Tuesday, July 5, 2022

The wise and truthful words of RMT’s Mick Lynch

This week’s INM/Mediahuis Irish regional newspapers’ column.


Michael Commane
Mick Lynch has been all over the British media in recent weeks.

He’s the General Secretary of the  UK’s RMT(National Union of Rail, Maritime and Transport Workers) which is currently in dispute with Network Rail and 13 rail operators.

Lynch was born in London of Irish parents. His father was from Cork city and his mother from outside Crossmaglen in County Armagh.

He’s a media sensation. The UK government and some sections of the media try to make him out to be a Marxist trouble maker and when they ask him silly questions he immediately brings them down to size and explains quietly, intelligently and supremely articulately that it’s his job to get proper conditions and a decent wage for his members working on the railway.

Watching him I can’t help but think the world of priesthood would do well with a Mick Lynch.
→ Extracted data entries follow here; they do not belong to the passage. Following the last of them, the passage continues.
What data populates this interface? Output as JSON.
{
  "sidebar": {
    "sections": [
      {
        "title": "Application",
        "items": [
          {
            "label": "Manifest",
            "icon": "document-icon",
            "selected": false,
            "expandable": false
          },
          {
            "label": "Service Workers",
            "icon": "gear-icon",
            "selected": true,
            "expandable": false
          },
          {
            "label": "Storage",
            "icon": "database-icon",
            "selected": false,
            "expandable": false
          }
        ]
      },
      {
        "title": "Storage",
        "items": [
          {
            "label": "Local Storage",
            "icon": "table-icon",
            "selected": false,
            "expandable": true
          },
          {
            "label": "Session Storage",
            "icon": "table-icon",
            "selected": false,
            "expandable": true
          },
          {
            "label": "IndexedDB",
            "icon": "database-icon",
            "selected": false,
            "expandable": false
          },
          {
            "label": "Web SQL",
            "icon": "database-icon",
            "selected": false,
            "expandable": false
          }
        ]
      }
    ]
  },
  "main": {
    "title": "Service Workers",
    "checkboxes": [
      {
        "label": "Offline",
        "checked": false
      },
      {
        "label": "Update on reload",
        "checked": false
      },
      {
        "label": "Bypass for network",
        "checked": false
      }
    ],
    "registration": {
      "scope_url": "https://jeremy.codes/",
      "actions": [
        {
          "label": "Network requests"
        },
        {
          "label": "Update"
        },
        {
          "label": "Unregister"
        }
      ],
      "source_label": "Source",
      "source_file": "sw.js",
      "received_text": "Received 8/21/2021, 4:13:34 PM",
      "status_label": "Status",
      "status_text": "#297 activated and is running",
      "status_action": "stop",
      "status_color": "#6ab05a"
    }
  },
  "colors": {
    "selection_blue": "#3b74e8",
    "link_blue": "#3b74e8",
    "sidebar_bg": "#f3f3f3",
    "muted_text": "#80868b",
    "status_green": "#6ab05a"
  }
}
Has the Christian community, more specifically, Catholics, any idea the state of play in the Catholic Church at present? Yes, the synodal process has rightly received positive vibes but there is so much wrong with how the church is managed right now, one would wonder what can Pope Francis’ synod do.
 
Some days ago I was talking to a diocesan priest. A few minutes into our conversation he had no trouble telling me that he had little or no time for his bishop.

He pointed out that the bishop had seldom if ever spoken with him. Two days later I overheard someone say that he was shocked with the lack of communication there is between priests in a particular religious congregation. 

May I assure you they are not isolated cases; right across priesthood there is little or no conversation, little or no honest charity or understanding.  

Indeed, it’s not too long ago since a priest said to me that in the past bishops had power across society. 

That’s all changed now and the only people over whom they can try to wield power is their priests and they make sure to do that. That’s the opinion of one man but he speaks for many. 

And I know what I am talking about. I was ordained a priest on July 7, 1974. Please, don’t get me wrong, I have come across great priests but right now there is a terrible breakdown in trust and communication within priesthood and between the foot soldiers and their superiors. There is far too much secrecy, far too much nonsense and distrust, gobbledegook too. And guess what, if the truth be told, jealousy often rears its ugly head within priesthood.

Priesthood today could well do with the inspiration of a ‘Fr Mick Lynch’.  Another trade unionist, Will Thorne, founder of the GMB union in 1889, which is today one of the UK’s biggest trade unions said: ‘There is a world of freedom, beauty and equality to gain, where everyone will have an opportunity to express the best that is in them for the benefit of all, making the world a place more to our heart's desire and the better to dwell in.’ 

Irish priests, bishops and religious superiors could make priesthood and the Irish Catholic Church a far better place if they took those words to heart.